Y ahora sé que lo era, añadí, pero para mis adentros.
—¿Dónde vivía? —preguntó el padre de William.
—Mi padre era vicario en la parroquia de un pueblo carbonífero del noroeste. Era espantoso y el paisaje era árido y estaba cubierto de maleza. Fui a la escuela en la Región de Los Lagos, una zona bellísima, y estudié un año en la Universidad de Durham antes de que muriera mi madre, pero la mayor parte del tiempo estuve encerrada entre cuatro paredes y, de todos modos, los fines de semana no me habría podido pagar los viajes para ir a oler el aire campestre.
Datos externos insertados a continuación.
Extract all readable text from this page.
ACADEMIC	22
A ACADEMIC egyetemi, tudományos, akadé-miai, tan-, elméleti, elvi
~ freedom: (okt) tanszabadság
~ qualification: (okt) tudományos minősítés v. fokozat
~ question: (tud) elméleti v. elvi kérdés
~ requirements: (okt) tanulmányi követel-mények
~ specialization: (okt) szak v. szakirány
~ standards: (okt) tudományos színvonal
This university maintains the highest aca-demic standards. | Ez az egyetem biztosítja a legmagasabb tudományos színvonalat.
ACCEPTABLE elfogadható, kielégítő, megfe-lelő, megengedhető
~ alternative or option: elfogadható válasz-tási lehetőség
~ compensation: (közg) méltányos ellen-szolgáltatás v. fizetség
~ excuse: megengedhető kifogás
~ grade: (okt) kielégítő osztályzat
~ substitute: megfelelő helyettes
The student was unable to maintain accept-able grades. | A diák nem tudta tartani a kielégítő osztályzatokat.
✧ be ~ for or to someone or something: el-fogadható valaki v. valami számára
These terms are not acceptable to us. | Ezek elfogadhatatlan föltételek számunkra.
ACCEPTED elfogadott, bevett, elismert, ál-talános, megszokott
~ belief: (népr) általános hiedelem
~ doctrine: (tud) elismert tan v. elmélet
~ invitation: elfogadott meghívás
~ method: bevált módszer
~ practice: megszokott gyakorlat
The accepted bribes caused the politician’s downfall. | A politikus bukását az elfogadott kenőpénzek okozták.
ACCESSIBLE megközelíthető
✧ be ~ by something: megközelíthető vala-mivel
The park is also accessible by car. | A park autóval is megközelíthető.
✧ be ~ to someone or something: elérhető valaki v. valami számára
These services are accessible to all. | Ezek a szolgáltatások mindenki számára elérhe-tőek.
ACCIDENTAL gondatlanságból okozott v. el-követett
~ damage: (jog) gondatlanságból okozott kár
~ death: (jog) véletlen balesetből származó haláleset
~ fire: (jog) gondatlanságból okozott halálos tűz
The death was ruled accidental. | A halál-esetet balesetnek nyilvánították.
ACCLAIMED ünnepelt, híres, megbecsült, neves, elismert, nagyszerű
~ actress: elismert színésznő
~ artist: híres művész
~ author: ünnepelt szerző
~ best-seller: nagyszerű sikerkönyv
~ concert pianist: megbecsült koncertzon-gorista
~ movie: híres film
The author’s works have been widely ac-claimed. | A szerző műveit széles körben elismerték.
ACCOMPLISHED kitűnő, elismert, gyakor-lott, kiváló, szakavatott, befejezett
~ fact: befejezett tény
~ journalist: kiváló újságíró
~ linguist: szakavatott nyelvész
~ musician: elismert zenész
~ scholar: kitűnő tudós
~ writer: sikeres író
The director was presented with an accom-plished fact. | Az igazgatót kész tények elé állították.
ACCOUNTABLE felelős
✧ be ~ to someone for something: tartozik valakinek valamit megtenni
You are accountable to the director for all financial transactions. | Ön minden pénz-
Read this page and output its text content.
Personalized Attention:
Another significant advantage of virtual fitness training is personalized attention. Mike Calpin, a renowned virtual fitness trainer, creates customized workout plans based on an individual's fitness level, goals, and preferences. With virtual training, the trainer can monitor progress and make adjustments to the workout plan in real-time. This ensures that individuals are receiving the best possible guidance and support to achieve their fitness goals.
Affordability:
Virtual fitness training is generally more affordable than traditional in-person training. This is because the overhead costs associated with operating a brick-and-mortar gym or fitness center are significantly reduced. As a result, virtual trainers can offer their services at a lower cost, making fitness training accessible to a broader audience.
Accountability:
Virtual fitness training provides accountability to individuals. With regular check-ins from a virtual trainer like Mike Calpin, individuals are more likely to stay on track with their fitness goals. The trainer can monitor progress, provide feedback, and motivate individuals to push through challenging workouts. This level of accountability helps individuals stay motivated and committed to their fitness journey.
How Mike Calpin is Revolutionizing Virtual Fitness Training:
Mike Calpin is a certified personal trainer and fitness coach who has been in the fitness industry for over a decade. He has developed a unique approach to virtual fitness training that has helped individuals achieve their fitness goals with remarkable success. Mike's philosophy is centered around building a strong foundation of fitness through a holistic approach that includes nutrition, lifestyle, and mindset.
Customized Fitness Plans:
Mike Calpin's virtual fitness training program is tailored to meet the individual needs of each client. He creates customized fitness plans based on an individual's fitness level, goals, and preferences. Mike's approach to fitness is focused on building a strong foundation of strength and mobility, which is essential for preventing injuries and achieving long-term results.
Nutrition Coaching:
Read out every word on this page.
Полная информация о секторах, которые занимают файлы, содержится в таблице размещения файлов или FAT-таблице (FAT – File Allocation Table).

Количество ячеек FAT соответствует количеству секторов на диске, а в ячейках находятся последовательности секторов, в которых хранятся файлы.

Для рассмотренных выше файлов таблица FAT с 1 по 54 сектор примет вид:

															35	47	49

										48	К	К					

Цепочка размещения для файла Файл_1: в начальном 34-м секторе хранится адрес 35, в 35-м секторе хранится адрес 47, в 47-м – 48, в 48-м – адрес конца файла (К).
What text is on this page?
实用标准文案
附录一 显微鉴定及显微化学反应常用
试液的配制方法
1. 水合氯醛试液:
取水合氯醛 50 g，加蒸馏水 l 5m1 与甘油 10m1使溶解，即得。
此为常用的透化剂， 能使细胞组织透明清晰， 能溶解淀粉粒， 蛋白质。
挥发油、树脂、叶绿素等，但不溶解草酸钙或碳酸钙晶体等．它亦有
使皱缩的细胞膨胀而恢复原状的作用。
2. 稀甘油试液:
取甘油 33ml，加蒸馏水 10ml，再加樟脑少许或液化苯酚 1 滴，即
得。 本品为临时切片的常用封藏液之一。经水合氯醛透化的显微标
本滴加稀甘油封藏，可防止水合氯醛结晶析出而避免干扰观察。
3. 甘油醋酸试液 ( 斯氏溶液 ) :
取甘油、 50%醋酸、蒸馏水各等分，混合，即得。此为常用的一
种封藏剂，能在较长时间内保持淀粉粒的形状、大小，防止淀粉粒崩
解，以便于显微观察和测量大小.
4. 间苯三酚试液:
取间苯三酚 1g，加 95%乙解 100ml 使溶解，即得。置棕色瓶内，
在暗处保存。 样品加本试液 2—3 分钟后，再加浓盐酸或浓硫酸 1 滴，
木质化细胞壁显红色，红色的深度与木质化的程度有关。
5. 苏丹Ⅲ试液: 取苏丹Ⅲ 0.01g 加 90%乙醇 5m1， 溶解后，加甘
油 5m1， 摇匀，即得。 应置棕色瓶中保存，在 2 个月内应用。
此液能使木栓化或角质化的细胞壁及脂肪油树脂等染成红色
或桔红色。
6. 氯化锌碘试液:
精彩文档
Murió mi madre y regresé para cuidar a mi padre, inmersa de nuevo en los montículos de carbón y en los sepulcros. Por eso Thornyhold es el paraíso para mí. Supongo que algún día podría sentirme sola o aburrida, pero de momento estoy encantada. Me basta con despertar con los trinos de los pájaros y con irme a dormir en medio del silencio. —Callé y dejé el tazón vacío en un repiqueteo—. Lo siento. Usted sabe escuchar y cuando se vive solo, por mucho que nos guste, nos ponemos muy locuaces. Dígame, ¿hoy salió a tomar el aire para quitarse las telarañas mentales? Cuando lo vi, pensé que era el pastor de aquel rebaño de ovejas.